There is an increased demand for higher speed and greater volume of communications. Emails, texts, instant messages and other quick forms of communication have replaced letters and phone calls. With these increases in speed and volume of communications comes an increase in mistakes. So, what can employees do to improve their written communications? The following is a general guideline to get employers and employees thinking about best practices for any form of written communication.

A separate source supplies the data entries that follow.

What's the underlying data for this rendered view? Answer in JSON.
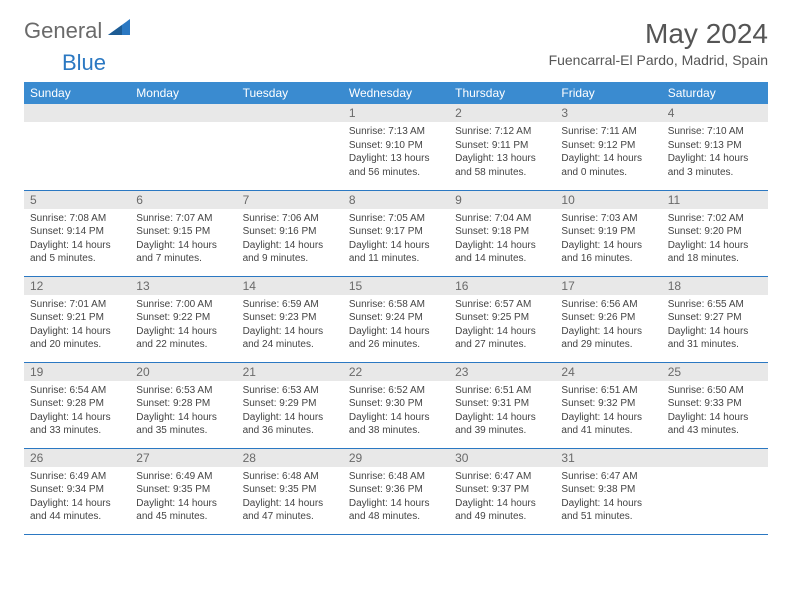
{
  "brand": {
    "part1": "General",
    "part2": "Blue"
  },
  "title": "May 2024",
  "location": "Fuencarral-El Pardo, Madrid, Spain",
  "colors": {
    "header_bg": "#3a8bd0",
    "header_text": "#ffffff",
    "daynum_bg": "#e8e8e8",
    "daynum_text": "#6a6a6a",
    "border": "#2b78c2",
    "body_text": "#444444",
    "title_text": "#555555"
  },
  "fonts": {
    "family": "Arial",
    "title_size": 28,
    "header_size": 12,
    "daynum_size": 12,
    "body_size": 10
  },
  "weekdays": [
    "Sunday",
    "Monday",
    "Tuesday",
    "Wednesday",
    "Thursday",
    "Friday",
    "Saturday"
  ],
  "weeks": [
    [
      null,
      null,
      null,
      {
        "n": "1",
        "sunrise": "7:13 AM",
        "sunset": "9:10 PM",
        "daylight": "13 hours and 56 minutes."
      },
      {
        "n": "2",
        "sunrise": "7:12 AM",
        "sunset": "9:11 PM",
        "daylight": "13 hours and 58 minutes."
      },
      {
        "n": "3",
        "sunrise": "7:11 AM",
        "sunset": "9:12 PM",
        "daylight": "14 hours and 0 minutes."
      },
      {
        "n": "4",
        "sunrise": "7:10 AM",
        "sunset": "9:13 PM",
        "daylight": "14 hours and 3 minutes."
      }
    ],
    [
      {
        "n": "5",
        "sunrise": "7:08 AM",
        "sunset": "9:14 PM",
        "daylight": "14 hours and 5 minutes."
      },
      {
        "n": "6",
        "sunrise": "7:07 AM",
        "sunset": "9:15 PM",
        "daylight": "14 hours and 7 minutes."
      },
      {
        "n": "7",
        "sunrise": "7:06 AM",
        "sunset": "9:16 PM",
        "daylight": "14 hours and 9 minutes."
      },
      {
        "n": "8",
        "sunrise": "7:05 AM",
        "sunset": "9:17 PM",
        "daylight": "14 hours and 11 minutes."
      },
      {
        "n": "9",
        "sunrise": "7:04 AM",
        "sunset": "9:18 PM",
        "daylight": "14 hours and 14 minutes."
      },
      {
        "n": "10",
        "sunrise": "7:03 AM",
        "sunset": "9:19 PM",
        "daylight": "14 hours and 16 minutes."
      },
      {
        "n": "11",
        "sunrise": "7:02 AM",
        "sunset": "9:20 PM",
        "daylight": "14 hours and 18 minutes."
      }
    ],
    [
      {
        "n": "12",
        "sunrise": "7:01 AM",
        "sunset": "9:21 PM",
        "daylight": "14 hours and 20 minutes."
      },
      {
        "n": "13",
        "sunrise": "7:00 AM",
        "sunset": "9:22 PM",
        "daylight": "14 hours and 22 minutes."
      },
      {
        "n": "14",
        "sunrise": "6:59 AM",
        "sunset": "9:23 PM",
        "daylight": "14 hours and 24 minutes."
      },
      {
        "n": "15",
        "sunrise": "6:58 AM",
        "sunset": "9:24 PM",
        "daylight": "14 hours and 26 minutes."
      },
      {
        "n": "16",
        "sunrise": "6:57 AM",
        "sunset": "9:25 PM",
        "daylight": "14 hours and 27 minutes."
      },
      {
        "n": "17",
        "sunrise": "6:56 AM",
        "sunset": "9:26 PM",
        "daylight": "14 hours and 29 minutes."
      },
      {
        "n": "18",
        "sunrise": "6:55 AM",
        "sunset": "9:27 PM",
        "daylight": "14 hours and 31 minutes."
      }
    ],
    [
      {
        "n": "19",
        "sunrise": "6:54 AM",
        "sunset": "9:28 PM",
        "daylight": "14 hours and 33 minutes."
      },
      {
        "n": "20",
        "sunrise": "6:53 AM",
        "sunset": "9:28 PM",
        "daylight": "14 hours and 35 minutes."
      },
      {
        "n": "21",
        "sunrise": "6:53 AM",
        "sunset": "9:29 PM",
        "daylight": "14 hours and 36 minutes."
      },
      {
        "n": "22",
        "sunrise": "6:52 AM",
        "sunset": "9:30 PM",
        "daylight": "14 hours and 38 minutes."
      },
      {
        "n": "23",
        "sunrise": "6:51 AM",
        "sunset": "9:31 PM",
        "daylight": "14 hours and 39 minutes."
      },
      {
        "n": "24",
        "sunrise": "6:51 AM",
        "sunset": "9:32 PM",
        "daylight": "14 hours and 41 minutes."
      },
      {
        "n": "25",
        "sunrise": "6:50 AM",
        "sunset": "9:33 PM",
        "daylight": "14 hours and 43 minutes."
      }
    ],
    [
      {
        "n": "26",
        "sunrise": "6:49 AM",
        "sunset": "9:34 PM",
        "daylight": "14 hours and 44 minutes."
      },
      {
        "n": "27",
        "sunrise": "6:49 AM",
        "sunset": "9:35 PM",
        "daylight": "14 hours and 45 minutes."
      },
      {
        "n": "28",
        "sunrise": "6:48 AM",
        "sunset": "9:35 PM",
        "daylight": "14 hours and 47 minutes."
      },
      {
        "n": "29",
        "sunrise": "6:48 AM",
        "sunset": "9:36 PM",
        "daylight": "14 hours and 48 minutes."
      },
      {
        "n": "30",
        "sunrise": "6:47 AM",
        "sunset": "9:37 PM",
        "daylight": "14 hours and 49 minutes."
      },
      {
        "n": "31",
        "sunrise": "6:47 AM",
        "sunset": "9:38 PM",
        "daylight": "14 hours and 51 minutes."
      },
      null
    ]
  ],
  "labels": {
    "sunrise": "Sunrise:",
    "sunset": "Sunset:",
    "daylight": "Daylight:"
  }
}
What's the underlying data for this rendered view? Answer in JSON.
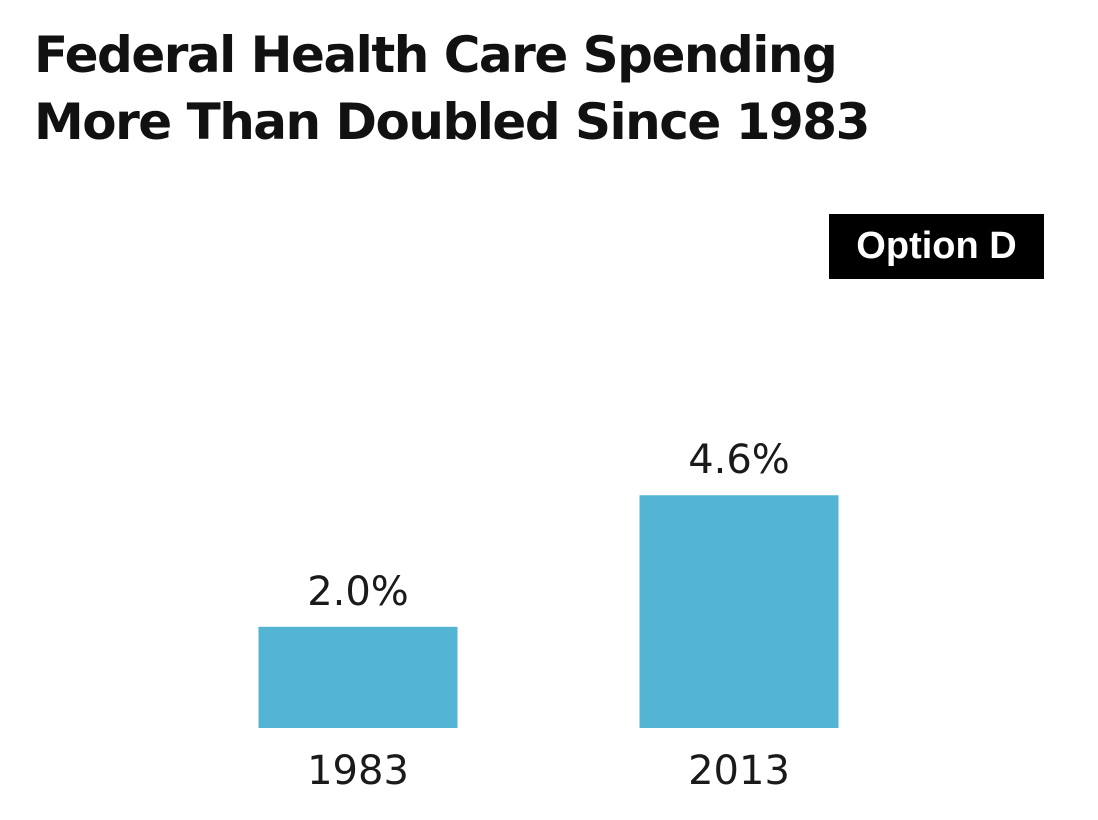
{
  "chart_data": {
    "type": "bar",
    "title": "Federal Health Care Spending More Than Doubled Since 1983",
    "title_lines": [
      "Federal Health Care Spending",
      "More Than Doubled Since 1983"
    ],
    "categories": [
      "1983",
      "2013"
    ],
    "values": [
      2.0,
      4.6
    ],
    "data_labels": [
      "2.0%",
      "4.6%"
    ],
    "xlabel": "",
    "ylabel": "",
    "ylim": [
      0,
      4.6
    ],
    "grid": false,
    "bar_color": "#53b4d4"
  },
  "badge": {
    "label": "Option D"
  }
}
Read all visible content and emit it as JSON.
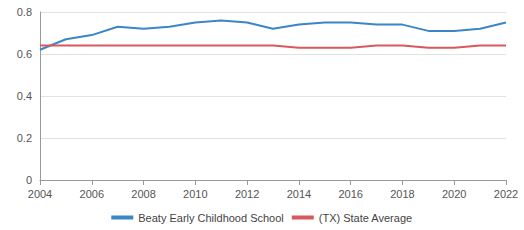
{
  "chart_data": {
    "type": "line",
    "x": [
      2004,
      2005,
      2006,
      2007,
      2008,
      2009,
      2010,
      2011,
      2012,
      2013,
      2014,
      2015,
      2016,
      2017,
      2018,
      2019,
      2020,
      2021,
      2022
    ],
    "series": [
      {
        "name": "Beaty Early Childhood School",
        "color": "#3a86c8",
        "values": [
          0.62,
          0.67,
          0.69,
          0.73,
          0.72,
          0.73,
          0.75,
          0.76,
          0.75,
          0.72,
          0.74,
          0.75,
          0.75,
          0.74,
          0.74,
          0.71,
          0.71,
          0.72,
          0.75
        ]
      },
      {
        "name": "(TX) State Average",
        "color": "#d9585f",
        "values": [
          0.64,
          0.64,
          0.64,
          0.64,
          0.64,
          0.64,
          0.64,
          0.64,
          0.64,
          0.64,
          0.63,
          0.63,
          0.63,
          0.64,
          0.64,
          0.63,
          0.63,
          0.64,
          0.64
        ]
      }
    ],
    "xlim": [
      2004,
      2022
    ],
    "xticks": [
      2004,
      2006,
      2008,
      2010,
      2012,
      2014,
      2016,
      2018,
      2020,
      2022
    ],
    "ylim": [
      0,
      0.8
    ],
    "yticks": [
      0,
      0.2,
      0.4,
      0.6,
      0.8
    ],
    "grid": true,
    "legend": "bottom"
  }
}
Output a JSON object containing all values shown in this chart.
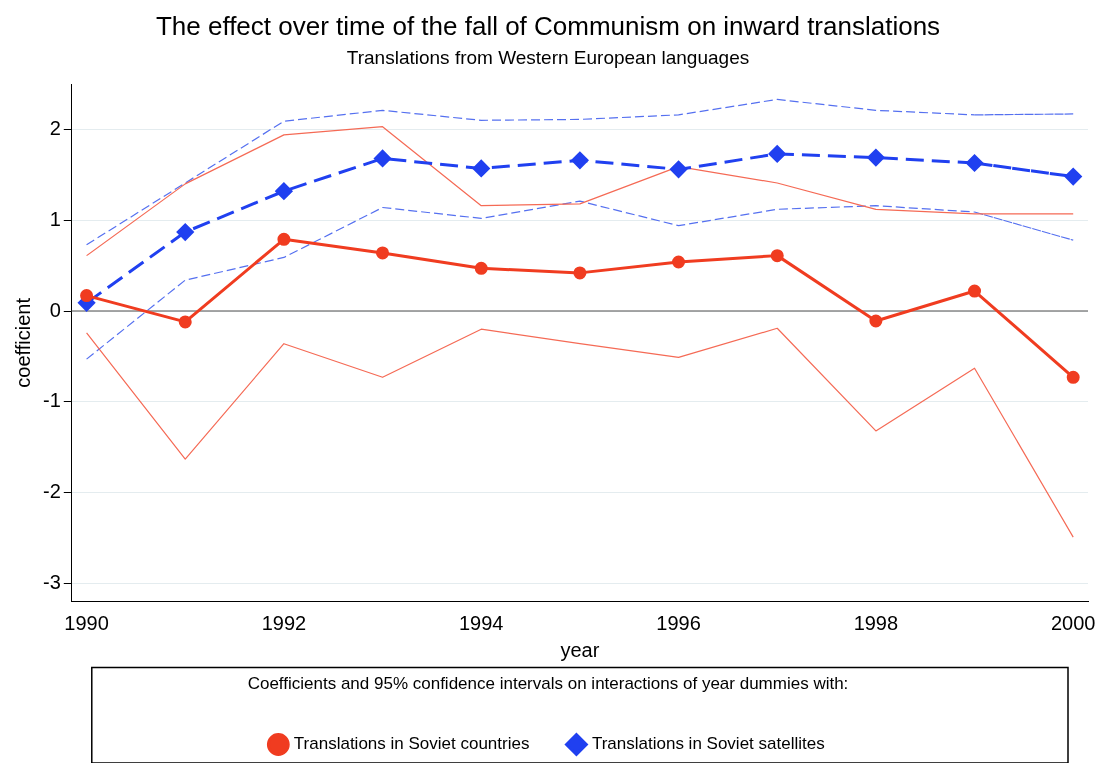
{
  "chart_data": {
    "type": "line",
    "title": "The effect over time of the fall of Communism on inward translations",
    "subtitle": "Translations from Western European languages",
    "xlabel": "year",
    "ylabel": "coefficient",
    "legend_title": "Coefficients and 95% confidence intervals on interactions of year dummies with:",
    "legend": "bottom",
    "grid": "y",
    "x": [
      1990,
      1991,
      1992,
      1993,
      1994,
      1995,
      1996,
      1997,
      1998,
      1999,
      2000
    ],
    "xlim": [
      1989.85,
      2000.15
    ],
    "xticks": [
      1990,
      1992,
      1994,
      1996,
      1998,
      2000
    ],
    "ylim": [
      -3.2,
      2.5
    ],
    "yticks": [
      -3,
      -2,
      -1,
      0,
      1,
      2
    ],
    "ref_lines": [
      {
        "axis": "y",
        "value": 0,
        "color": "#888888"
      }
    ],
    "series": [
      {
        "name": "Translations in Soviet countries",
        "color": "#f03c20",
        "marker": "circle",
        "line_style": "solid",
        "values": [
          0.17,
          -0.12,
          0.79,
          0.64,
          0.47,
          0.42,
          0.54,
          0.61,
          -0.11,
          0.22,
          -0.73
        ]
      },
      {
        "name": "Translations in Soviet satellites",
        "color": "#2040f0",
        "marker": "diamond",
        "line_style": "dashed",
        "values": [
          0.09,
          0.87,
          1.32,
          1.68,
          1.57,
          1.66,
          1.56,
          1.73,
          1.69,
          1.63,
          1.48
        ]
      },
      {
        "color": "#f56a55",
        "marker": "none",
        "line_style": "solid",
        "values": [
          0.61,
          1.4,
          1.94,
          2.03,
          1.16,
          1.18,
          1.59,
          1.41,
          1.12,
          1.07,
          1.07
        ]
      },
      {
        "color": "#f56a55",
        "marker": "none",
        "line_style": "solid",
        "values": [
          -0.24,
          -1.63,
          -0.36,
          -0.73,
          -0.2,
          -0.36,
          -0.51,
          -0.19,
          -1.32,
          -0.63,
          -2.49
        ]
      },
      {
        "color": "#5570f0",
        "marker": "none",
        "line_style": "dashed",
        "values": [
          0.73,
          1.41,
          2.09,
          2.21,
          2.1,
          2.11,
          2.16,
          2.33,
          2.21,
          2.16,
          2.17
        ]
      },
      {
        "color": "#5570f0",
        "marker": "none",
        "line_style": "dashed",
        "values": [
          -0.53,
          0.34,
          0.59,
          1.14,
          1.02,
          1.21,
          0.94,
          1.12,
          1.16,
          1.09,
          0.78
        ]
      }
    ]
  }
}
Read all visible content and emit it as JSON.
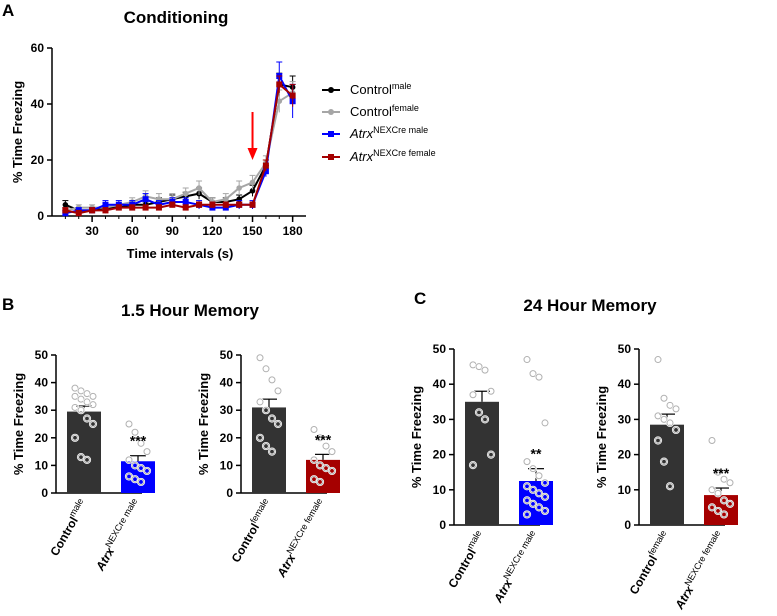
{
  "panel_labels": {
    "a": "A",
    "b": "B",
    "c": "C"
  },
  "legend": {
    "ctrl_male_base": "Control",
    "ctrl_male_sup": "male",
    "ctrl_female_base": "Control",
    "ctrl_female_sup": "female",
    "atrx_male_base": "Atrx",
    "atrx_male_sup": "NEXCre male",
    "atrx_female_base": "Atrx",
    "atrx_female_sup": "NEXCre female"
  },
  "colors": {
    "ctrl_male": "#000000",
    "ctrl_female": "#a6a6a6",
    "atrx_male": "#0000ff",
    "atrx_female": "#a50000",
    "shock_arrow": "#ff0000",
    "bar_control": "#333333"
  },
  "chart_data": [
    {
      "type": "line",
      "title": "Conditioning",
      "xlabel": "Time intervals (s)",
      "ylabel": "% Time Freezing",
      "xlim": [
        0,
        190
      ],
      "ylim": [
        0,
        60
      ],
      "xticks": [
        30,
        60,
        90,
        120,
        150,
        180
      ],
      "yticks": [
        0,
        20,
        40,
        60
      ],
      "x": [
        10,
        20,
        30,
        40,
        50,
        60,
        70,
        80,
        90,
        100,
        110,
        120,
        130,
        140,
        150,
        160,
        170,
        180
      ],
      "series": [
        {
          "name": "Control male",
          "color": "#000000",
          "marker": "circle",
          "values": [
            4,
            2,
            2,
            3,
            3,
            4,
            4,
            5,
            6,
            7,
            8,
            5,
            5,
            6,
            9,
            18,
            47,
            46
          ],
          "errors": [
            1.5,
            1,
            1,
            1,
            1,
            1,
            1,
            1.5,
            1.5,
            1.5,
            2,
            1.5,
            1.5,
            1.5,
            2,
            2,
            4,
            4
          ]
        },
        {
          "name": "Control female",
          "color": "#a6a6a6",
          "marker": "circle",
          "values": [
            2,
            3,
            3,
            3,
            4,
            5,
            7,
            6,
            6,
            8,
            10,
            5,
            6,
            10,
            12,
            19,
            41,
            44
          ],
          "errors": [
            1,
            1,
            1,
            1,
            1.5,
            1.5,
            2,
            2,
            2,
            2,
            2.5,
            1.5,
            2,
            2.5,
            2.5,
            2.5,
            4,
            4
          ]
        },
        {
          "name": "Atrx NEXCre male",
          "color": "#0000ff",
          "marker": "square",
          "values": [
            1,
            2,
            2,
            4,
            4,
            4,
            6,
            4,
            5,
            5,
            4,
            3,
            3,
            4,
            4,
            16,
            50,
            41
          ],
          "errors": [
            1,
            1,
            1,
            1.5,
            1.5,
            1.5,
            2,
            1.5,
            1.5,
            1.5,
            1.5,
            1,
            1,
            1.5,
            1.5,
            2,
            5,
            6
          ]
        },
        {
          "name": "Atrx NEXCre female",
          "color": "#a50000",
          "marker": "square",
          "values": [
            2,
            1,
            2,
            2,
            3,
            3,
            3,
            3,
            4,
            3,
            4,
            4,
            4,
            4,
            4,
            18,
            47,
            43
          ],
          "errors": [
            1,
            1,
            1,
            1,
            1,
            1,
            1,
            1,
            1,
            1,
            1,
            1,
            1,
            1,
            1,
            2,
            3,
            4
          ]
        }
      ],
      "annotations": [
        {
          "type": "arrow",
          "x": 150,
          "color": "#ff0000"
        }
      ]
    },
    {
      "type": "bar",
      "title": "1.5 Hour Memory",
      "panel": "B-left",
      "ylabel": "% Time Freezing",
      "ylim": [
        0,
        50
      ],
      "yticks": [
        0,
        10,
        20,
        30,
        40,
        50
      ],
      "categories": [
        {
          "base": "Control",
          "sup": "male"
        },
        {
          "base": "Atrx",
          "sup": "NEXCre male"
        }
      ],
      "values": [
        29.5,
        11.5
      ],
      "errors": [
        2,
        2
      ],
      "significance": [
        "",
        "***"
      ],
      "bar_colors": [
        "#333333",
        "#0000ff"
      ],
      "points": [
        [
          38,
          37,
          36,
          35,
          35,
          34,
          33,
          32,
          31,
          30,
          27,
          25,
          20,
          13,
          12
        ],
        [
          25,
          22,
          18,
          15,
          12,
          10,
          9,
          8,
          6,
          5,
          4
        ]
      ]
    },
    {
      "type": "bar",
      "title": "",
      "panel": "B-right",
      "ylabel": "% Time Freezing",
      "ylim": [
        0,
        50
      ],
      "yticks": [
        0,
        10,
        20,
        30,
        40,
        50
      ],
      "categories": [
        {
          "base": "Control",
          "sup": "female"
        },
        {
          "base": "Atrx",
          "sup": "NEXCre female"
        }
      ],
      "values": [
        31,
        12
      ],
      "errors": [
        3,
        2
      ],
      "significance": [
        "",
        "***"
      ],
      "bar_colors": [
        "#333333",
        "#a50000"
      ],
      "points": [
        [
          49,
          45,
          41,
          37,
          33,
          30,
          27,
          25,
          20,
          17,
          15
        ],
        [
          23,
          20,
          17,
          15,
          12,
          10,
          9,
          8,
          5,
          4
        ]
      ]
    },
    {
      "type": "bar",
      "title": "24 Hour Memory",
      "panel": "C-left",
      "ylabel": "% Time Freezing",
      "ylim": [
        0,
        50
      ],
      "yticks": [
        0,
        10,
        20,
        30,
        40,
        50
      ],
      "categories": [
        {
          "base": "Control",
          "sup": "male"
        },
        {
          "base": "Atrx",
          "sup": "NEXCre male"
        }
      ],
      "values": [
        35,
        12.5
      ],
      "errors": [
        3,
        3.5
      ],
      "significance": [
        "",
        "**"
      ],
      "bar_colors": [
        "#333333",
        "#0000ff"
      ],
      "points": [
        [
          45.5,
          45,
          44,
          38,
          37,
          32,
          30,
          20,
          17
        ],
        [
          47,
          43,
          42,
          29,
          18,
          16,
          14,
          12,
          11,
          10,
          9,
          8,
          7,
          6,
          5,
          4,
          3
        ]
      ]
    },
    {
      "type": "bar",
      "title": "",
      "panel": "C-right",
      "ylabel": "% Time Freezing",
      "ylim": [
        0,
        50
      ],
      "yticks": [
        0,
        10,
        20,
        30,
        40,
        50
      ],
      "categories": [
        {
          "base": "Control",
          "sup": "female"
        },
        {
          "base": "Atrx",
          "sup": "NEXCre female"
        }
      ],
      "values": [
        28.5,
        8.5
      ],
      "errors": [
        3,
        2
      ],
      "significance": [
        "",
        "***"
      ],
      "bar_colors": [
        "#333333",
        "#a50000"
      ],
      "points": [
        [
          47,
          36,
          34,
          33,
          31,
          30,
          29,
          27,
          24,
          18,
          11
        ],
        [
          24,
          15,
          13,
          12,
          10,
          9,
          7,
          6,
          5,
          4,
          3
        ]
      ]
    }
  ]
}
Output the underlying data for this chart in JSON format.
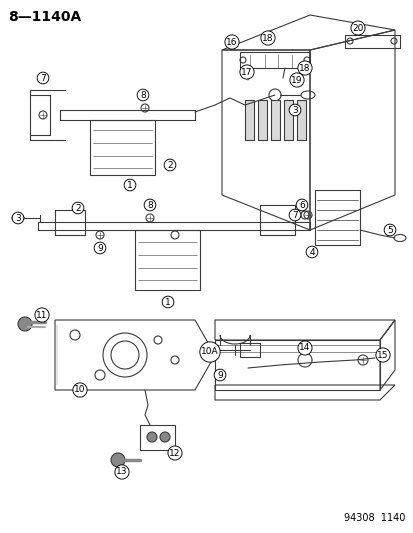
{
  "title": "8—1140A",
  "footer": "94308  1140",
  "bg_color": "#ffffff",
  "title_fontsize": 10,
  "footer_fontsize": 7,
  "line_color": "#3a3a3a",
  "label_fontsize": 6.5
}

5 types of written communications to avoid

  1. Ambiguous statements
    • Example: “Maybe,” “The signed contract is due today.” – When? Close of business? End of day? Ohio time? U.K. time? Retailer’s time zone?
    • May be misconstrued
  2. Overly forceful statements
    • Example: “Let’s destroy the competition!”
    • Pay attention to verbs especially when discussing competitors, e.g., avoid words such as “destroy,” “steal,” “eliminate,” “siphon,” etc.
    • Can be taken literally
  3. Editorials or opinions
    • Example: “I think…” or “I believe…”
    • Allows for distorted interpretation 
    • May appear as company’s statement of fact, not just writer’s belief
  4. False or misleading statements
    • Example: Writing “We’re the #1 seller!” when you are not; Writing “We can provide 2,000 kits by Friday,” when you can only provide 1,800 kits by Friday; Overselling product features on packaging.
    • Can be taken as truth
    • Can hurt the reputations of both individual and the company
    • Can impact company and individual’s relationship with party that was overpromised
  5. Breaching the attorney-client privilege
    • Example: Forwarding an email from counsel with confidential legal advice to someone outside of the company.
    • Risk of disclosing otherwise protectable communications/documents

Other tips for best practices in written communications include avoiding quick and/or informal responses. Spend the time to think through an email reply or text before sending – but remember, a brief, focused written message is often better than a long and complex one. Always be sure to confirm the correct recipients of a document before sending. Lastly, if you are unsure about a document, step away from it before sending. Print out a hard copy and proofread it. Take the necessary steps so that you do not find yourself in a similar predicament to that of the (now former) Google employee.